I am sorry this post is so long after the event, but as soon as the quilt was finished the Dharavi Biennale opened. Also lots of family and friends visited to see the show. Then as soon as all the family left I was off to Myanmar for a workshop developing products to increase work for the Chin minority in the west of the country.
So back to the finishing of the quilt: We finally finished the quilt to get it hung in time for the exhibition. My sisters arrived from Australia a couple of days before we finished and were immediately put to work helping out. They were amazing helping to organise things with me and to keep the women busy. Some of the women always forget their glasses, or really need new ones. And then there is Geeta, a survivor of domestic violence, severely burnt who now only has one eye, so we always seem to be running around threading people's needles.

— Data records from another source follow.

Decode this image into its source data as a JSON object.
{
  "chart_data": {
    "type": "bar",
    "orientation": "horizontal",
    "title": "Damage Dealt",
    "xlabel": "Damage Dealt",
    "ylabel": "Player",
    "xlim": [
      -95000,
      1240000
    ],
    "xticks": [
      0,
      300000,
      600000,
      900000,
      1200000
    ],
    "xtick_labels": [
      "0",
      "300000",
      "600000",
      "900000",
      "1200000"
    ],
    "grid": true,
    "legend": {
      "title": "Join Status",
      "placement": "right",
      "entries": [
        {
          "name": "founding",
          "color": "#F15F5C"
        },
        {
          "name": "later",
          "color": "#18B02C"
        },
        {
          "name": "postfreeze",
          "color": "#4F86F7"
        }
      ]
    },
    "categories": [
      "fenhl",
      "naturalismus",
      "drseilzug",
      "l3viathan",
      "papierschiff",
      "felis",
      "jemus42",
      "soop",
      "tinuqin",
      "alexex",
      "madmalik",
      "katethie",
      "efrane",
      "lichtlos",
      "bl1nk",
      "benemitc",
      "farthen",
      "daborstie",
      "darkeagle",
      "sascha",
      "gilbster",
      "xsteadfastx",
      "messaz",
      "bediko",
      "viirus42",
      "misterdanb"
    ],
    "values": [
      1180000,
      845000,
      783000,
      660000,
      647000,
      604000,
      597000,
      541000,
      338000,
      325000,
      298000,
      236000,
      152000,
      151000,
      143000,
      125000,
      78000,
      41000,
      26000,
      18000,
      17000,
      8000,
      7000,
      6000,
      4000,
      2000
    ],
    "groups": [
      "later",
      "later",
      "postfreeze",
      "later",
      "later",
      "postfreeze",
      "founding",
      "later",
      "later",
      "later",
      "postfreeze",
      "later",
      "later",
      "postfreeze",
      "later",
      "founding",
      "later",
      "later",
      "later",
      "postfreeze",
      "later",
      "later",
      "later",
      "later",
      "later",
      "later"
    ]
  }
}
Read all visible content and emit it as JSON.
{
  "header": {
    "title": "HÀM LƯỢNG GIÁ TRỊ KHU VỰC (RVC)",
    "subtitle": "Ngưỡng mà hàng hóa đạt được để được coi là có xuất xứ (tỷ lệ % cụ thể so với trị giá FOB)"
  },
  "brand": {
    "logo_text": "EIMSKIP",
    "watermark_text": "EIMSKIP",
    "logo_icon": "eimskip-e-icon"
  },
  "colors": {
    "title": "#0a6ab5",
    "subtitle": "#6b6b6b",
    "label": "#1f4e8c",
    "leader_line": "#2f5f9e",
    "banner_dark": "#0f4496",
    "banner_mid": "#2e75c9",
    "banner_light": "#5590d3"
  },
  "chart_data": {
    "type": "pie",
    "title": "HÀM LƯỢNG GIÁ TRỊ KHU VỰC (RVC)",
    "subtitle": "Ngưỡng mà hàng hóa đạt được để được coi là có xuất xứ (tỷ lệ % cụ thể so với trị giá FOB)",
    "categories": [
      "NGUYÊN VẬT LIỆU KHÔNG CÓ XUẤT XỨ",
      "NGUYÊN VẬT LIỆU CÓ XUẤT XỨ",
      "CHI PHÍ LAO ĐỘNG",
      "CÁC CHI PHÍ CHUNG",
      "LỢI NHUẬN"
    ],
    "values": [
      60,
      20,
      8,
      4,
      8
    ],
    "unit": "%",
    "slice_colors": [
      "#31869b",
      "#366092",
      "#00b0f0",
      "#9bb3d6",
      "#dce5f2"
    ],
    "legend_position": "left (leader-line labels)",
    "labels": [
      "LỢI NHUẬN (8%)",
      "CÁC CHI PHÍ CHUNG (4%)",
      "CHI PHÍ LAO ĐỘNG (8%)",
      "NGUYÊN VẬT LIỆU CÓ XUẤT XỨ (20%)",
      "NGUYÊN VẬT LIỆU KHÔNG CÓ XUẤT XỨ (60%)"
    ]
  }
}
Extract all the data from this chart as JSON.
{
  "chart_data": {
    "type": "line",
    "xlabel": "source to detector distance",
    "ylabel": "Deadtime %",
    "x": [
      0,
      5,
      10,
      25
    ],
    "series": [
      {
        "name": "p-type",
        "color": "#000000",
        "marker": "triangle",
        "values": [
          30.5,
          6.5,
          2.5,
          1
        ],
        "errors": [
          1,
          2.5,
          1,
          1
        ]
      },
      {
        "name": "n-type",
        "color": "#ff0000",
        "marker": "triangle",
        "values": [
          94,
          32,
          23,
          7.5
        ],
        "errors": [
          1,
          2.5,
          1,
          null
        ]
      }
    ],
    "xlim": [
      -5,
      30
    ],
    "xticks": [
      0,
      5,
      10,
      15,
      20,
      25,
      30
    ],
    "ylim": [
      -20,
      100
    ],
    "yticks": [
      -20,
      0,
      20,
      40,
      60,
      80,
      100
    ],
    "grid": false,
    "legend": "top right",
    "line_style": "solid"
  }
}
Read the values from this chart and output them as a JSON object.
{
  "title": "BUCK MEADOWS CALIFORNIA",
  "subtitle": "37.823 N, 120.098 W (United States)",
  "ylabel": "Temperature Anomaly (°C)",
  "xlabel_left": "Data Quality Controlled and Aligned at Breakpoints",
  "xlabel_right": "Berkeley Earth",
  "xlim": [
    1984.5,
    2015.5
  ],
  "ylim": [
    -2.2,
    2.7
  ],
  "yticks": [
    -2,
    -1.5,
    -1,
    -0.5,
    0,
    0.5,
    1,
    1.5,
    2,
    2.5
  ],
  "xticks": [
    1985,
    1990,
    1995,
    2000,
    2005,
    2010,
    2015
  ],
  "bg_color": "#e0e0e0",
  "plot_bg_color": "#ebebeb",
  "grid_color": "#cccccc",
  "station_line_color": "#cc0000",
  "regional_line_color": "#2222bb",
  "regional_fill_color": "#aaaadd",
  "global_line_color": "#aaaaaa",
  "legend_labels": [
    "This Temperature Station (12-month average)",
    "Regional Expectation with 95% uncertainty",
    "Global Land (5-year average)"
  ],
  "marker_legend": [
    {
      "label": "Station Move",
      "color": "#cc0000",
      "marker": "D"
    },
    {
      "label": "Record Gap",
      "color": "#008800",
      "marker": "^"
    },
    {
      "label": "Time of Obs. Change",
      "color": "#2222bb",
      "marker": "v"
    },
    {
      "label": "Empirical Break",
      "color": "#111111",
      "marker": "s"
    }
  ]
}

In the final few days as the quilt was stitched together it became difficult for everyone to work on it, so just a certain number of the women were able to put in the final touches, sewing the roads over the joins, sewing on the zips for the railway lines, adding the final markers of places of violence against women and putting in the place names. We used the waistbands of jeans for the main roads and the seams of the jeans for the smaller roads. Putting the roads on really pulled the quilt together and made it much easier to read as a map.
All the women embroidered their names on to the back pockets of the jeans that we used. My initial idea had been to get visitors to the exhibition to write comments about the quilt or about their own experiences of gender based violence, and to put them in the pockets for the women to read. But everything became too hectic and I never managed to organise that. I hope if the quilt is exhibited in other places we can organise for this to happen.
And the final final thing was to make the key for the map, get it hung and then enjoy the opening.